Выбрать главу

— Эти цветы значат невинную влюблённость, — улыбнулся он.

— Спасибо, — широко улыбнулась виконтесса.

— Но важны не только сами цветы, но их число, — кронпринц склонил голову набок. — Здесь мы всё осмотрели. Проголодалась?

— Немного, — солгала Глориоза — ей ужасно хотелось есть.

— Чудесно, — снова улыбнулся его высочество. — Самое время отобедать.

Ресторан, куда кронпринц привёл её, был заполнен. Но метрдотель лично встретил их у дверей и проводил за столик, отделённый ширмой. Его высочество предложил виконтессе самой выбрать, что она будет, и она, боясь показаться обжорой, указала на один салат и десерт. Кронпринц усмехнулся и заказал для неё большой стейк с гарниром, а для себя велел принести блюда от шефа. Официант кивнул и быстро удалился. Когда еду подали, Глориозе поначалу было неловко наедаться, но его высочество так умилённо смотрел, как она ела, что она просто не могла оставить ни кусочка.

Поход за платьями напрочь лишил Глориозу способности думать. Дамы из салона так лихо взяли её в оборот, что она только и успевала принимать комплименты от них и кронпринца, да кивать в ответ. Виконтесса даже не была уверена, что запомнила всю ту одежду, которую одобрил его высочество. Обратила внимание только на то, что среди перемеренного не было ни одного наряда того же насыщенного синего оттенка, какого было платье её высочества на Весеннем балу. Но мысль эта проскочила так отстранённо, что она тут же забыла об этом. Свидание определённо очень даже удалось.

Обратный путь лежал через особняк Орхидея. Напротив ворот стояли два рыцаря, готовые преградить путь всякому, кто вознамерился бы войти. У самих ворот и вдоль забора в обе стороны лежало множество орхидей самых разных оттенков и сортов. Кронпринц стукнул по стенке кареты, и возница остановил лошадей. Его высочество быстро вышел, взял у кого-то из сопровождения фантастический букет орхидей и положил его у ворот. Отвесив короткий поклон особняку, он так же быстро вернулся назад, где наткнулся на вопросительный взгляд Глориозы.

— Так я желаю воинам, оберегающим наши границы, благополучного возвращения, — улыбнулся он.

— Почему вы не сказали мне? — с нотками обиды спросила Глориоза.

— Я не хотел смутить тебя, — мягко произнёс кронпринц. — Ты только узнала об этом, и я подумал, что тебе сегодня совсем не нужно забивать этим твою прелестную головку. А вот я не мог не принести цветов — это моя обязанность, как члена императорской семьи.

— Вот как, — улыбнулась виконтесса.

Когда карета кронпринца доставила их назад к её особняку, было уже довольно поздно, но не настолько, чтобы такое время можно было счесть неприличным. Проводив Глориозу до дверей, его высочество склонился к ней и мягко коснулся губами щеки. Лицо виконтессы мигом вспыхнуло. Кронпринц прошептал, что вскоре снова напишет ей, и уехал.

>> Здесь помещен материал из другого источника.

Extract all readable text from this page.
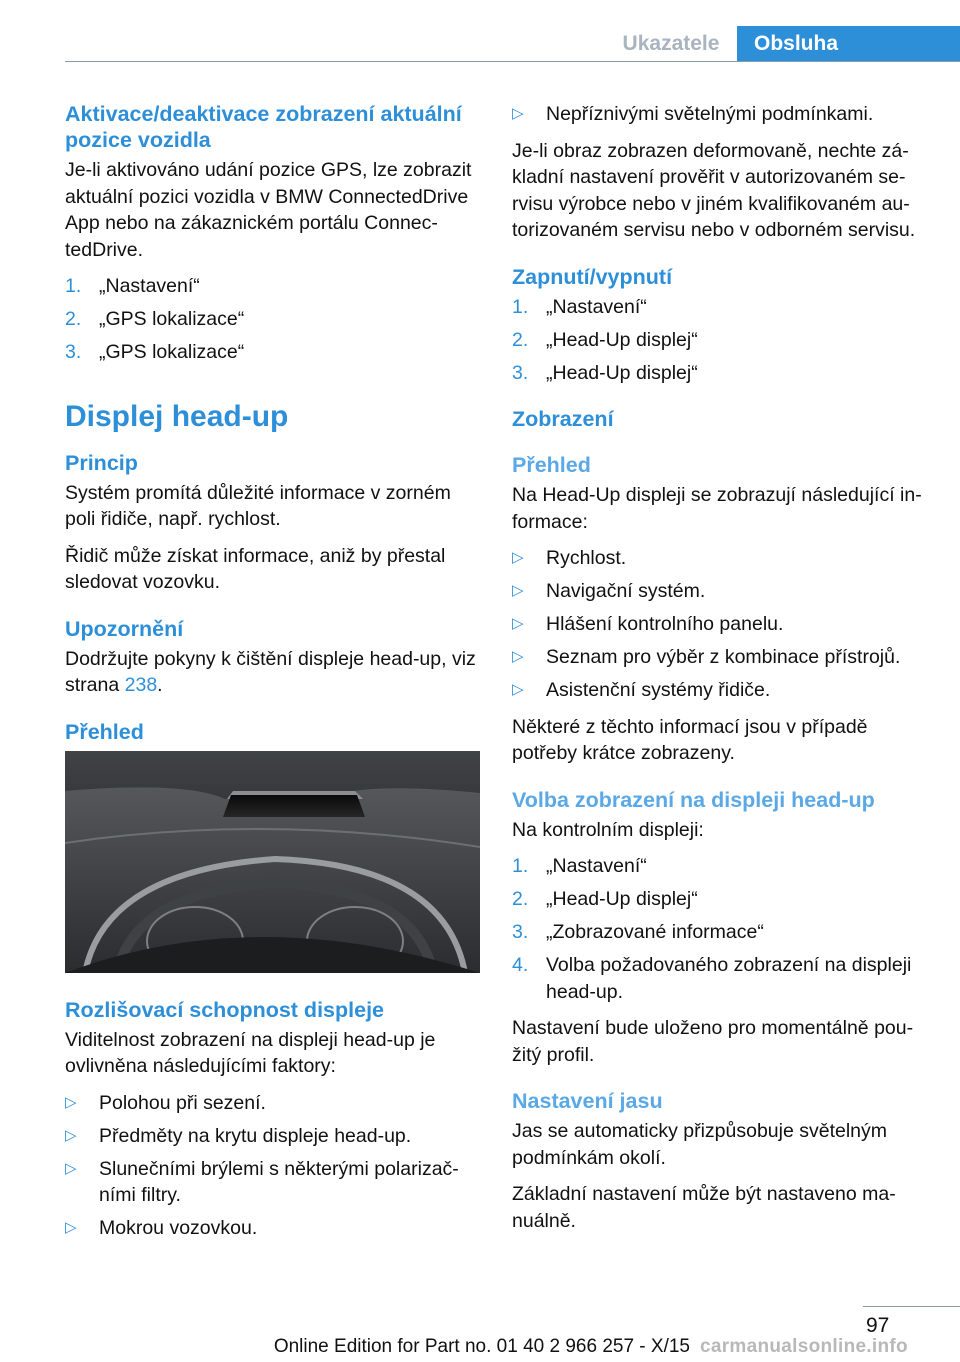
Ukazatele	Obsluha
Aktivace/deaktivace zobrazení aktuální pozice vozidla

Je-li aktivováno udání pozice GPS, lze zobrazit aktuální pozici vozidla v BMW ConnectedDrive App nebo na zákaznickém portálu Connec‐tedDrive.

1. „Nastavení“
2. „GPS lokalizace“
3. „GPS lokalizace“
Displej head-up
Princip

Systém promítá důležité informace v zorném poli řidiče, např. rychlost.

Řidič může získat informace, aniž by přestal sledovat vozovku.

Upozornění

Dodržujte pokyny k čištění displeje head-up, viz strana 238.

Přehled
Rozlišovací schopnost displeje

Viditelnost zobrazení na displeji head-up je ovlivněna následujícími faktory:

▷ Polohou při sezení.
▷ Předměty na krytu displeje head-up.
▷ Slunečními brýlemi s některými polarizač‐ními filtry.
▷ Mokrou vozovkou.
▷ Nepříznivými světelnými podmínkami.

Je-li obraz zobrazen deformovaně, nechte zá‐kladní nastavení prověřit v autorizovaném se‐rvisu výrobce nebo v jiném kvalifikovaném au‐torizovaném servisu nebo v odborném servisu.

Zapnutí/vypnutí
1. „Nastavení“
2. „Head-Up displej“
3. „Head-Up displej“
Zobrazení
Přehled

Na Head-Up displeji se zobrazují následující in‐formace:

▷ Rychlost.
▷ Navigační systém.
▷ Hlášení kontrolního panelu.
▷ Seznam pro výběr z kombinace přístrojů.
▷ Asistenční systémy řidiče.

Některé z těchto informací jsou v případě potřeby krátce zobrazeny.

Volba zobrazení na displeji head-up

Na kontrolním displeji:

1. „Nastavení“
2. „Head-Up displej“
3. „Zobrazované informace“
4. Volba požadovaného zobrazení na displeji head-up.

Nastavení bude uloženo pro momentálně pou‐žitý profil.

Nastavení jasu

Jas se automaticky přizpůsobuje světelným podmínkám okolí.

Základní nastavení může být nastaveno ma‐nuálně.

97
Online Edition for Part no. 01 40 2 966 257 - X/15 carmanualsonline.info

Несколько минут Глориоза так и стояла на крыльце, как будто тая от краткого поцелуя, а потом вошла в дом. Шагая до своей спальни, она будто порхала по облакам, как волшебная бабочка. Добравшись до собственной комнаты, она рухнула на кровать, и с её лица никак не сходила улыбка, пока она снова прокручивала в голове прошедшее свидание. Однако лицо её помрачнело, стоило добраться до того, как кронпринц оставил букет у ворот дома Орхидея. Виконтесса не верила, что это было всего лишь то пожелание, о котором он сказал. Цветы, которые он там оставил, были красными, а он сам говорил на фестивале, что практически любой цветок красного цвета выражает любовь. Глориоза почувствовала себя обманутой. Разве можно было подарить букет белых роз, означавших невинную влюблённость, одной девушке, и тут же оставить букет алых орхидей для другой? А виконтесса почему-то ничуть не сомневалась, что оставленные им цветы предназначались именно кронпринцессе, а не всем воинам. И она еле остановила себя от того, чтобы попытаться ночью выкрасть эти орхидеи — подумала, что вряд ли рыцари покинут пост хоть на минутку.

Укладываясь, Глориоза никак не могла унять гнев и обиду. Ревность терзала её душу так сильно, что в своих мыслях она даже пожелала кронпринцессе смерти, но это ужаснуло её. К ревности примешался стыд, и виконтесса горько заплакала, не зная, как привести мысли в порядок. Она рыдала в подушку очень тихо, чтобы никто из прислуги не услышал, да так и уснула, в конце концов вымотавшись от всех переживаний сегодняшнего дня.